Rainer Krauser geht seinen Weg
„20. Obergeschoss“ verkündet die synthetische Stimme im Aufzug. Der dritte Knopf von oben führt Rainer Krauser auf das Stockwerk mit seinem Büro. Damit er sich oben orientieren kann, welche Flurtür er nehmen muss, merkt er sich unten schon den Aufzug, in den er einsteigt. Insgesamt sind es vier, jeweils zwei auf einer Seite. Den morgendlichen Weg zur Bank legt er routiniert und in der Regel problemlos zurück. Mit dem Blindenstock ertastet er Übergänge im Straßenverlauf oder mögliche Gefahren. In der Nähe der Bank kommen oft Kollegen zu Hilfe, ansonsten verlässt er sich auf sein Gehör.
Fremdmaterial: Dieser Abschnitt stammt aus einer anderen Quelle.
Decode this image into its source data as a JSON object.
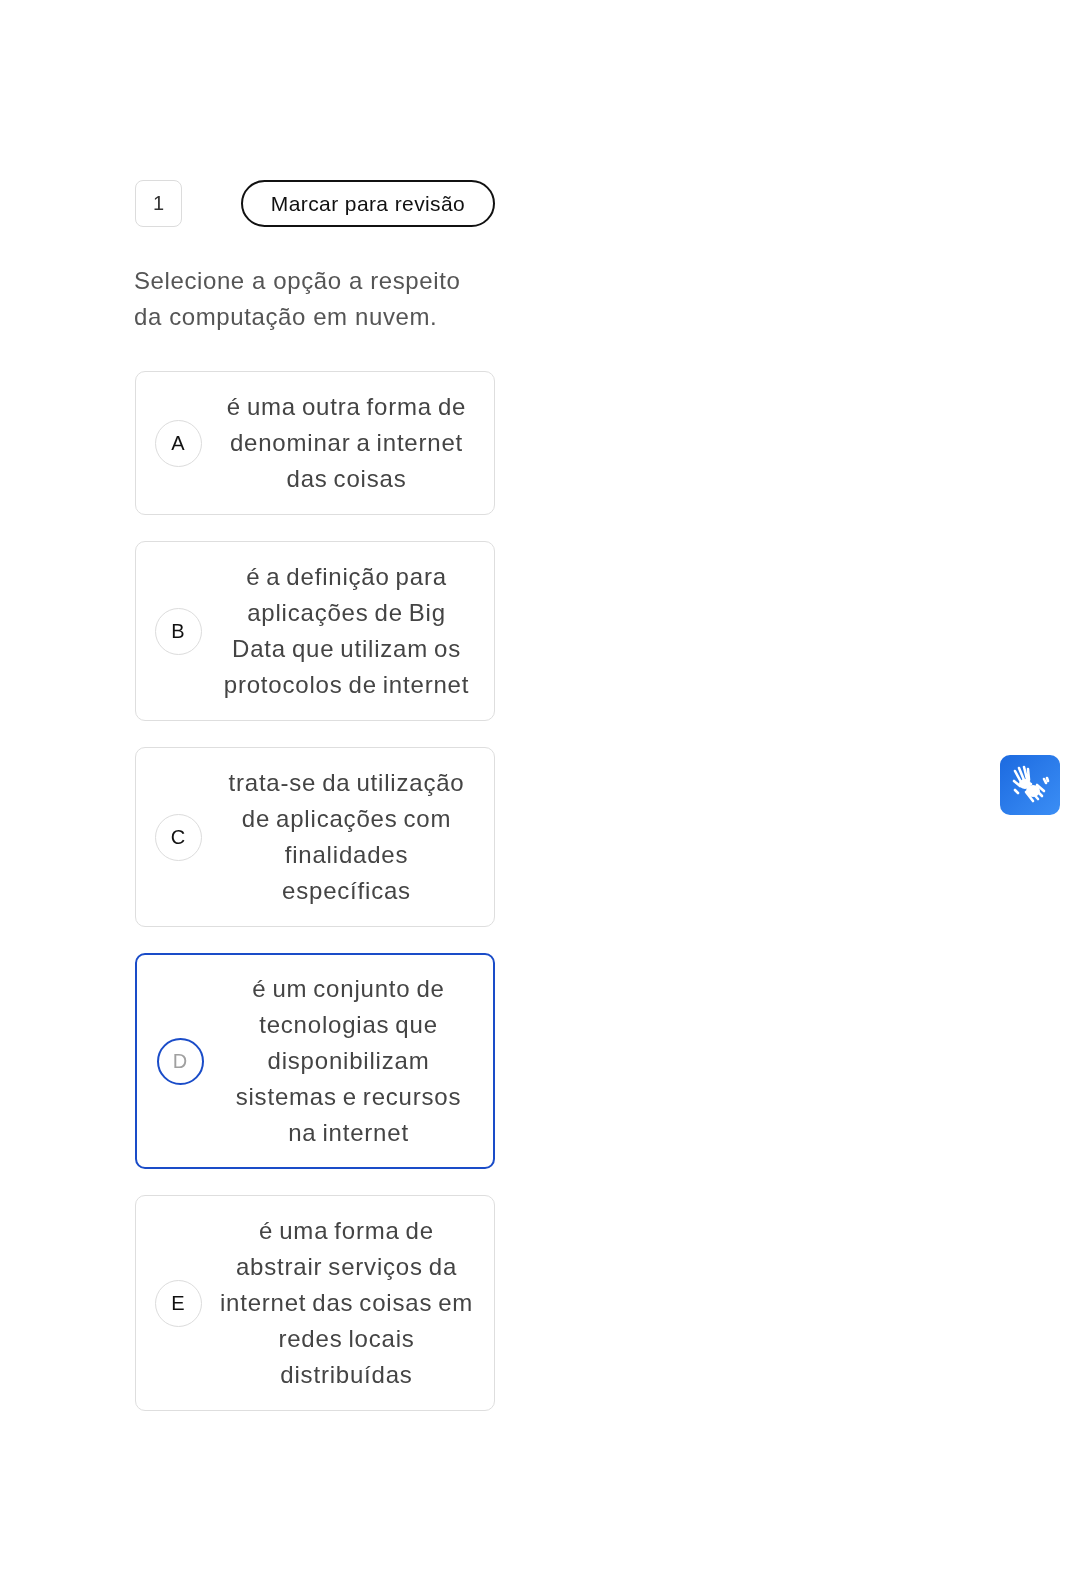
{
  "question_number": "1",
  "review_button": {
    "label": "Marcar para revisão"
  },
  "question": "Selecione a opção a respeito da computação em nuvem.",
  "options": [
    {
      "letter": "A",
      "text": "é uma outra forma de denominar a internet das coisas",
      "selected": false
    },
    {
      "letter": "B",
      "text": "é a definição para aplicações de Big Data que utilizam os protocolos de internet",
      "selected": false
    },
    {
      "letter": "C",
      "text": "trata-se da utilização de aplicações com finalidades específicas",
      "selected": false
    },
    {
      "letter": "D",
      "text": "é um conjunto de tecnologias que disponibilizam sistemas e recursos na internet",
      "selected": true
    },
    {
      "letter": "E",
      "text": "é uma forma de abstrair serviços da internet das coisas em redes locais distribuídas",
      "selected": false
    }
  ]
}
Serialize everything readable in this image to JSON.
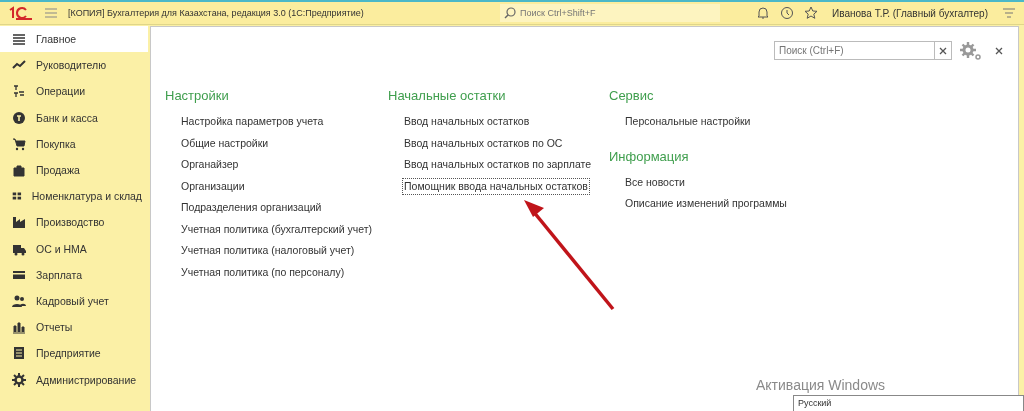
{
  "header": {
    "title": "[КОПИЯ] Бухгалтерия для Казахстана, редакция 3.0  (1С:Предприятие)",
    "search": {
      "placeholder": "Поиск Ctrl+Shift+F"
    },
    "user": "Иванова Т.Р. (Главный бухгалтер)"
  },
  "sidebar": {
    "items": [
      {
        "label": "Главное",
        "selected": true
      },
      {
        "label": "Руководителю",
        "selected": false
      },
      {
        "label": "Операции",
        "selected": false
      },
      {
        "label": "Банк и касса",
        "selected": false
      },
      {
        "label": "Покупка",
        "selected": false
      },
      {
        "label": "Продажа",
        "selected": false
      },
      {
        "label": "Номенклатура и склад",
        "selected": false
      },
      {
        "label": "Производство",
        "selected": false
      },
      {
        "label": "ОС и НМА",
        "selected": false
      },
      {
        "label": "Зарплата",
        "selected": false
      },
      {
        "label": "Кадровый учет",
        "selected": false
      },
      {
        "label": "Отчеты",
        "selected": false
      },
      {
        "label": "Предприятие",
        "selected": false
      },
      {
        "label": "Администрирование",
        "selected": false
      }
    ]
  },
  "panel": {
    "search": {
      "placeholder": "Поиск (Ctrl+F)"
    },
    "columns": [
      {
        "groups": [
          {
            "title": "Настройки",
            "links": [
              {
                "label": "Настройка параметров учета",
                "focused": false
              },
              {
                "label": "Общие настройки",
                "focused": false
              },
              {
                "label": "Органайзер",
                "focused": false
              },
              {
                "label": "Организации",
                "focused": false
              },
              {
                "label": "Подразделения организаций",
                "focused": false
              },
              {
                "label": "Учетная политика (бухгалтерский учет)",
                "focused": false
              },
              {
                "label": "Учетная политика (налоговый учет)",
                "focused": false
              },
              {
                "label": "Учетная политика (по персоналу)",
                "focused": false
              }
            ]
          }
        ]
      },
      {
        "groups": [
          {
            "title": "Начальные остатки",
            "links": [
              {
                "label": "Ввод начальных остатков",
                "focused": false
              },
              {
                "label": "Ввод начальных остатков по ОС",
                "focused": false
              },
              {
                "label": "Ввод начальных остатков по зарплате",
                "focused": false
              },
              {
                "label": "Помощник ввода начальных остатков",
                "focused": true
              }
            ]
          }
        ]
      },
      {
        "groups": [
          {
            "title": "Сервис",
            "links": [
              {
                "label": "Персональные настройки",
                "focused": false
              }
            ]
          },
          {
            "title": "Информация",
            "links": [
              {
                "label": "Все новости",
                "focused": false
              },
              {
                "label": "Описание изменений программы",
                "focused": false
              }
            ]
          }
        ]
      }
    ]
  },
  "windows_activation": "Активация Windows",
  "language_tooltip": "Русский"
}
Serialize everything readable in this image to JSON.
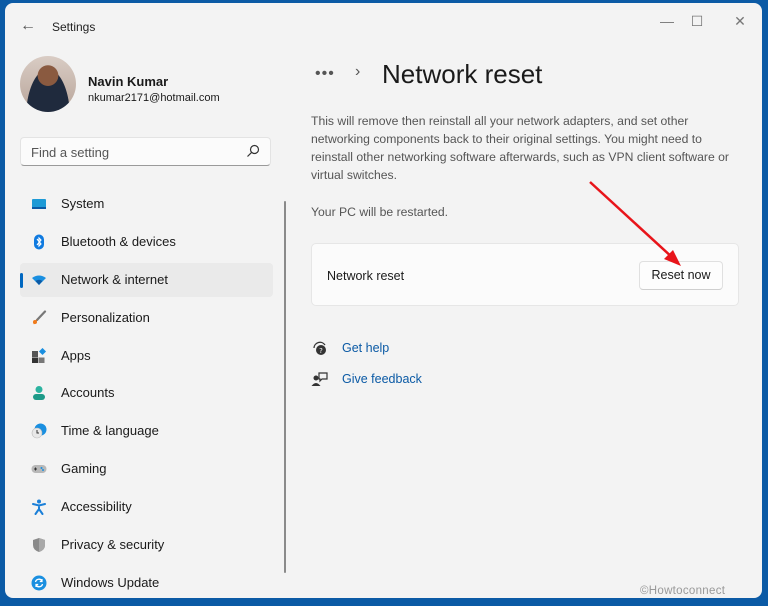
{
  "window": {
    "title": "Settings",
    "controls": {
      "minimize": "—",
      "maximize": "☐",
      "close": "✕"
    }
  },
  "user": {
    "name": "Navin Kumar",
    "email": "nkumar2171@hotmail.com"
  },
  "search": {
    "placeholder": "Find a setting"
  },
  "sidebar": {
    "items": [
      {
        "label": "System",
        "icon": "monitor-icon",
        "active": false
      },
      {
        "label": "Bluetooth & devices",
        "icon": "bluetooth-icon",
        "active": false
      },
      {
        "label": "Network & internet",
        "icon": "wifi-icon",
        "active": true
      },
      {
        "label": "Personalization",
        "icon": "brush-icon",
        "active": false
      },
      {
        "label": "Apps",
        "icon": "apps-icon",
        "active": false
      },
      {
        "label": "Accounts",
        "icon": "person-icon",
        "active": false
      },
      {
        "label": "Time & language",
        "icon": "globe-clock-icon",
        "active": false
      },
      {
        "label": "Gaming",
        "icon": "gamepad-icon",
        "active": false
      },
      {
        "label": "Accessibility",
        "icon": "accessibility-icon",
        "active": false
      },
      {
        "label": "Privacy & security",
        "icon": "shield-icon",
        "active": false
      },
      {
        "label": "Windows Update",
        "icon": "update-icon",
        "active": false
      }
    ]
  },
  "main": {
    "breadcrumb_more": "•••",
    "breadcrumb_sep": "›",
    "title": "Network reset",
    "description": "This will remove then reinstall all your network adapters, and set other networking components back to their original settings. You might need to reinstall other networking software afterwards, such as VPN client software or virtual switches.",
    "restart_note": "Your PC will be restarted.",
    "card": {
      "label": "Network reset",
      "button": "Reset now"
    },
    "links": [
      {
        "label": "Get help",
        "icon": "help-icon"
      },
      {
        "label": "Give feedback",
        "icon": "feedback-icon"
      }
    ]
  },
  "annotation": {
    "arrow_color": "#e8141a"
  },
  "watermark": "©Howtoconnect",
  "colors": {
    "accent": "#0067c0",
    "link": "#0b5aa5",
    "desktop": "#0b5aa5"
  }
}
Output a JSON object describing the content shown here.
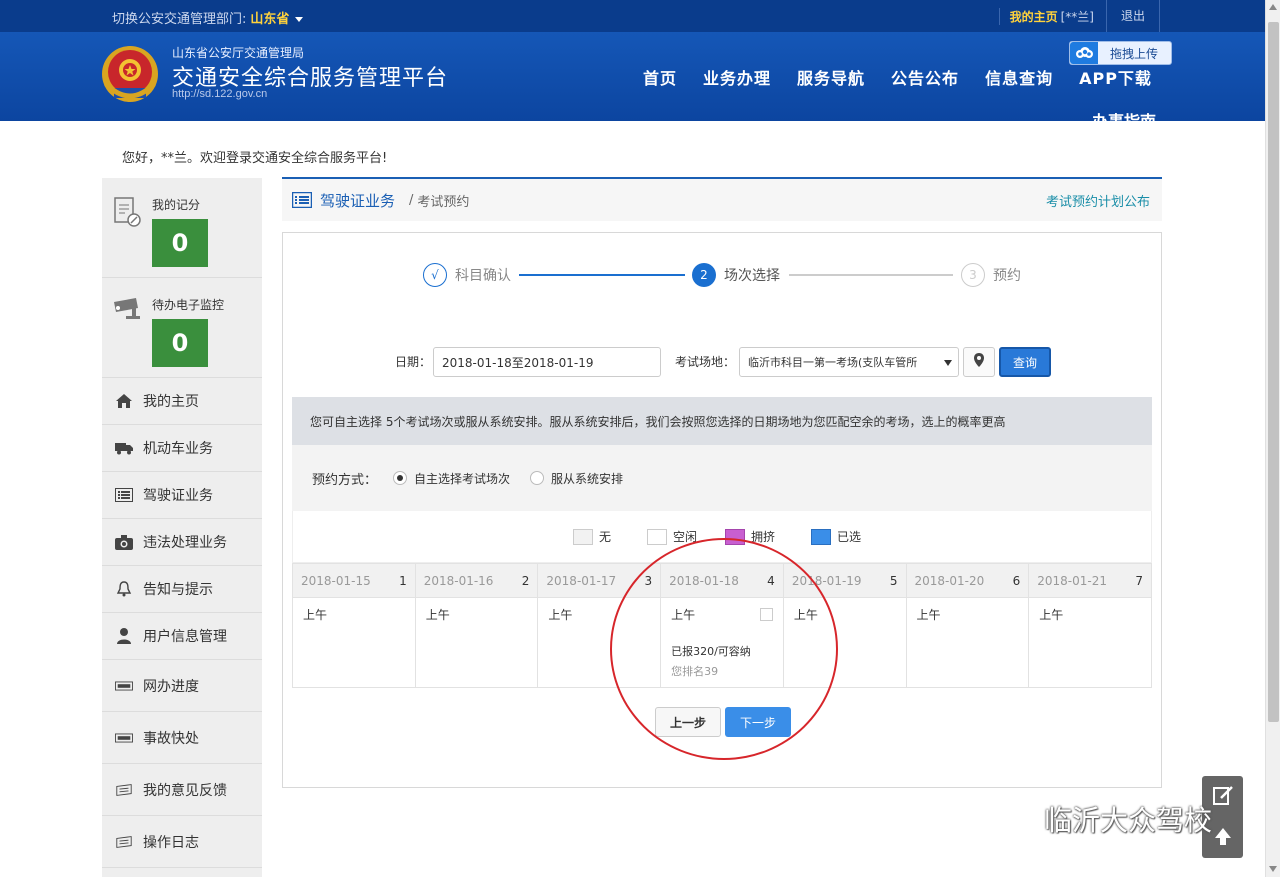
{
  "topbar": {
    "switch_label": "切换公安交通管理部门:",
    "province": "山东省",
    "my_home": "我的主页",
    "user": "[**兰]",
    "logout": "退出"
  },
  "header": {
    "dept": "山东省公安厅交通管理局",
    "platform": "交通安全综合服务管理平台",
    "site": "http://sd.122.gov.cn",
    "upload": "拖拽上传",
    "nav": [
      "首页",
      "业务办理",
      "服务导航",
      "公告公布",
      "信息查询",
      "APP下载"
    ],
    "nav_extra": "办事指南"
  },
  "greeting": "您好，**兰。欢迎登录交通安全综合服务平台!",
  "sidebar": {
    "score_label": "我的记分",
    "score_value": "0",
    "monitor_label": "待办电子监控",
    "monitor_value": "0",
    "items": [
      {
        "label": "我的主页",
        "icon": "home-icon"
      },
      {
        "label": "机动车业务",
        "icon": "truck-icon"
      },
      {
        "label": "驾驶证业务",
        "icon": "list-icon"
      },
      {
        "label": "违法处理业务",
        "icon": "camera-icon"
      },
      {
        "label": "告知与提示",
        "icon": "bell-icon"
      },
      {
        "label": "用户信息管理",
        "icon": "user-icon"
      },
      {
        "label": "网办进度",
        "icon": "progress-icon"
      },
      {
        "label": "事故快处",
        "icon": "accident-icon"
      },
      {
        "label": "我的意见反馈",
        "icon": "feedback-icon"
      },
      {
        "label": "操作日志",
        "icon": "log-icon"
      }
    ]
  },
  "breadcrumb": {
    "section": "驾驶证业务",
    "separator": "/",
    "page": "考试预约",
    "plan_link": "考试预约计划公布"
  },
  "steps": [
    {
      "mark": "√",
      "label": "科目确认",
      "state": "done"
    },
    {
      "mark": "2",
      "label": "场次选择",
      "state": "active"
    },
    {
      "mark": "3",
      "label": "预约",
      "state": "todo"
    }
  ],
  "filters": {
    "date_label": "日期：",
    "date_value": "2018-01-18至2018-01-19",
    "site_label": "考试场地：",
    "site_value": "临沂市科目一第一考场(支队车管所",
    "query_button": "查询"
  },
  "notice": "您可自主选择 5个考试场次或服从系统安排。服从系统安排后，我们会按照您选择的日期场地为您匹配空余的考场，选上的概率更高",
  "mode": {
    "label": "预约方式：",
    "options": [
      {
        "label": "自主选择考试场次",
        "selected": true
      },
      {
        "label": "服从系统安排",
        "selected": false
      }
    ]
  },
  "legend": [
    {
      "label": "无",
      "color": "#f2f2f2"
    },
    {
      "label": "空闲",
      "color": "#ffffff"
    },
    {
      "label": "拥挤",
      "color": "#c85fd0"
    },
    {
      "label": "已选",
      "color": "#3a8ee8"
    }
  ],
  "calendar": {
    "days": [
      {
        "date": "2018-01-15",
        "num": "1",
        "slot": "上午"
      },
      {
        "date": "2018-01-16",
        "num": "2",
        "slot": "上午"
      },
      {
        "date": "2018-01-17",
        "num": "3",
        "slot": "上午"
      },
      {
        "date": "2018-01-18",
        "num": "4",
        "slot": "上午",
        "info": "已报320/可容纳",
        "rank": "您排名39"
      },
      {
        "date": "2018-01-19",
        "num": "5",
        "slot": "上午"
      },
      {
        "date": "2018-01-20",
        "num": "6",
        "slot": "上午"
      },
      {
        "date": "2018-01-21",
        "num": "7",
        "slot": "上午"
      }
    ]
  },
  "buttons": {
    "prev": "上一步",
    "next": "下一步"
  },
  "watermark": "临沂大众驾校"
}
Die nächste Hürde ist die Drehtür zum Eingang. Um nicht unkontrolliert in ihren Sog zu geraten, wartet er ab, bis sie steht, um dann in seinem eigenen Tempo durchzugehen. Rainer Krauser ist blind und arbeitet mittlerweile seit 23 Jahren bei der DZ BANK im Bereich Konzern Finanzen. Er sieht an diesem Morgen perfekt gekleidet aus: schwarze Anzughose mit weißem Stoffhemd, darüber ein grauer Pulli. Die Krawatte trägt er – wie die meisten Kollegen – nurmehr zu besonderen Anlässen. Bei der morgendlichen Kleiderauswahl kommt eines der vielen digitalen Hilfsmittel zum Einsatz, das blinden Menschen das Leben erleichtert: ein Farberkennungsgerät, das über eine Sprachausgabe Farben wiedergibt.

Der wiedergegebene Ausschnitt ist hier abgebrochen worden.